A new grim scenario is emerging for current and future property owners in Italy as the new administration of Prime Minister Mario Monti is considering the re-introduction of a property tax to raise government revenues in the near term.
Previously abolished by his predecessor Silvio Berlusconi, the said property tax could have earned some €3.5 billion a year for the Italian government.
This was indicated by the former Economy Minister Giulio Tremonti in a letter sent to the European Union authorities before he departed from his post reports said.
Global Property Guide (GPG) cites in a study that the real estate tax in Italy is set in a yearly basis by each municipality ranging from 0.4% to 0.9% and is levied based on the on the estimated or cadastral value of a property.
If taxes on property will further be raised by the Italian government, expect a more dismal performance from the sector.
Currently, house prices dropped significantly according to a compiled report by the Global Property Guide from Italy-based think tank Nomisma and the Bank of Italy.

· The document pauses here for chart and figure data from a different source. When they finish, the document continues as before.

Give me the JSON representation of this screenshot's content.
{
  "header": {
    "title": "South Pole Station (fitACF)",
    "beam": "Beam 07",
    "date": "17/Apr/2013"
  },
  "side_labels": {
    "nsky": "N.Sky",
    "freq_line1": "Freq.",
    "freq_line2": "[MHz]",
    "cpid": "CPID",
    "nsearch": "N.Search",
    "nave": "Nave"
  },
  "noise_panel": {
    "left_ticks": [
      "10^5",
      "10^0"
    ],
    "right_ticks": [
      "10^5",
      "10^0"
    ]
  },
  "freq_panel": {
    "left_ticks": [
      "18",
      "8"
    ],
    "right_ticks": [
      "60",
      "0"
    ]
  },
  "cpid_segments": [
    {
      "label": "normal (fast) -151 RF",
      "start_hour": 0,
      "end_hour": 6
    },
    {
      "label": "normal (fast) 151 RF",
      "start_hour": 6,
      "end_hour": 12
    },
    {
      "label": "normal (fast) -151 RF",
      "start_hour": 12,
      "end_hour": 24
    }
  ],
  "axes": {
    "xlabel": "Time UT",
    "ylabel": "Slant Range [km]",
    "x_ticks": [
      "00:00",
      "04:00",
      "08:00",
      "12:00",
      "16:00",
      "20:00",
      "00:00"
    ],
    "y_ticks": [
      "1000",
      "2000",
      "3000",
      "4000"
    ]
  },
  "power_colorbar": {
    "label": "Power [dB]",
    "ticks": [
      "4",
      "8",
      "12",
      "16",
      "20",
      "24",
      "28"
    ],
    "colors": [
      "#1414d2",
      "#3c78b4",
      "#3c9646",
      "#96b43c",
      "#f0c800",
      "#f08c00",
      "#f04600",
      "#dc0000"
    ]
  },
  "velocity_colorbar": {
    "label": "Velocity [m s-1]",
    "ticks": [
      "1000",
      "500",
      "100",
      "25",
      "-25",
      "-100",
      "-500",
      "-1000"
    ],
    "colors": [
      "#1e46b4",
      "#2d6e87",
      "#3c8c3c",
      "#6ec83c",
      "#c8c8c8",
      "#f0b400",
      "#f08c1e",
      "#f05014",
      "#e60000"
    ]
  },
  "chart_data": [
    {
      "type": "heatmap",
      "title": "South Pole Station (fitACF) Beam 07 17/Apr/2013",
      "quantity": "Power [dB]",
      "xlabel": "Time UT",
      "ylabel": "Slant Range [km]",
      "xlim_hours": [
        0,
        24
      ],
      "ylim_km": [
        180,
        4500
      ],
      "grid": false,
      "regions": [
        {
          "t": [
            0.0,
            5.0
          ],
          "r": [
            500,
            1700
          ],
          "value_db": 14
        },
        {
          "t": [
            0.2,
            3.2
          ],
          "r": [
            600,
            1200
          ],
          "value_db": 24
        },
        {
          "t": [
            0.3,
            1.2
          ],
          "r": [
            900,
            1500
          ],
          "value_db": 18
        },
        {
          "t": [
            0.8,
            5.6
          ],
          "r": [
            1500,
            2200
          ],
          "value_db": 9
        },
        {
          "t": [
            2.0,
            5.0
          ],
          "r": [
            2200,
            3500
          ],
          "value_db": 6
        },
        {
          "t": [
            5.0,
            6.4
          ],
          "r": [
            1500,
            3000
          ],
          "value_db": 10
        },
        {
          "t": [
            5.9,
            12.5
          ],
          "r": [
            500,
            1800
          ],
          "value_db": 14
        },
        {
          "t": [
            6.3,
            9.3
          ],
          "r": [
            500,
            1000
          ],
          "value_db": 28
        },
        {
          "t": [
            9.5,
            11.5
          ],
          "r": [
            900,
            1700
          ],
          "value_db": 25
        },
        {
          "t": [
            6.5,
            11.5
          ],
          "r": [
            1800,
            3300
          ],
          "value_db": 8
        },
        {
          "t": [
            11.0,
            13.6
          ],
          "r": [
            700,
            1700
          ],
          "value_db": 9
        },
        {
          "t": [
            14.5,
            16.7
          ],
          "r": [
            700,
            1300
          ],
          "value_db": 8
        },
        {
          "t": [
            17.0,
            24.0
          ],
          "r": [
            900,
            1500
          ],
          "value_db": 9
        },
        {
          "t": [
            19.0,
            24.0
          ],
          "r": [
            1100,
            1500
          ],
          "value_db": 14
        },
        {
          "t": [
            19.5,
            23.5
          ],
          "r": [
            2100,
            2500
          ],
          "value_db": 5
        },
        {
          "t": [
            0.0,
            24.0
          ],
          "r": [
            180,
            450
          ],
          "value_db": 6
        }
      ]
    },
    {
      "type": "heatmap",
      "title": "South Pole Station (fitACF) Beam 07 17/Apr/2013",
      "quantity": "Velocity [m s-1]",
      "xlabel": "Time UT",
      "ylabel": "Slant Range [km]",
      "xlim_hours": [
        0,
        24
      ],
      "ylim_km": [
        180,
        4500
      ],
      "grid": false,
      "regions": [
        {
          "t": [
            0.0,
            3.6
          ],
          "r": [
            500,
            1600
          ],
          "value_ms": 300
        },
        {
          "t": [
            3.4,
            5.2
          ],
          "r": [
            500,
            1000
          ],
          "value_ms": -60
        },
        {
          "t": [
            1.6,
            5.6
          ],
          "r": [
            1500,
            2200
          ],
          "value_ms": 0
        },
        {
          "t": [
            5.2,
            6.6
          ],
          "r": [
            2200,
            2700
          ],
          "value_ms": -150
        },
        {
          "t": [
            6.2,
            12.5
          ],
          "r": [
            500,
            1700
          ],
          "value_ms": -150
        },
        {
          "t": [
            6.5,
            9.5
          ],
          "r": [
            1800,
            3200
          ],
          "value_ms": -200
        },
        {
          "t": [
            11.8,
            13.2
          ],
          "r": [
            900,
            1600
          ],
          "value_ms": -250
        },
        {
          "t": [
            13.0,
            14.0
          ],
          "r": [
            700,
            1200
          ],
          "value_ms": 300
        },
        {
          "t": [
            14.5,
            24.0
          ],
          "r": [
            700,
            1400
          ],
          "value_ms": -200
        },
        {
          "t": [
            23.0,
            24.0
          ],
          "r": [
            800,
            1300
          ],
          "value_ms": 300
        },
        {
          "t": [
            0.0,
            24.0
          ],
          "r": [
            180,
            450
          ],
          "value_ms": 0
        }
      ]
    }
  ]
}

“With 0.5% annual house prices increases during the year to H1 2011 reported by the Bank of Italy, in real terms house prices fell 1.2%,” GPG says.
Think-tank Nomisma has pessimistically declared house prices had fallen 0.7% (nominal) in 13 major cities, with existing home prices down 0.6%. There was also a 6.6% drop in housing sales (seasonally adjusted) during the year to Q2 2011.
Nomisma expects things to get worse, although some property developers are encouraged by the recent trend of buyers flocking to acquire real estate around Lake Como and Lake Maggiore, according to a related report by www.propertyshowrooms.com.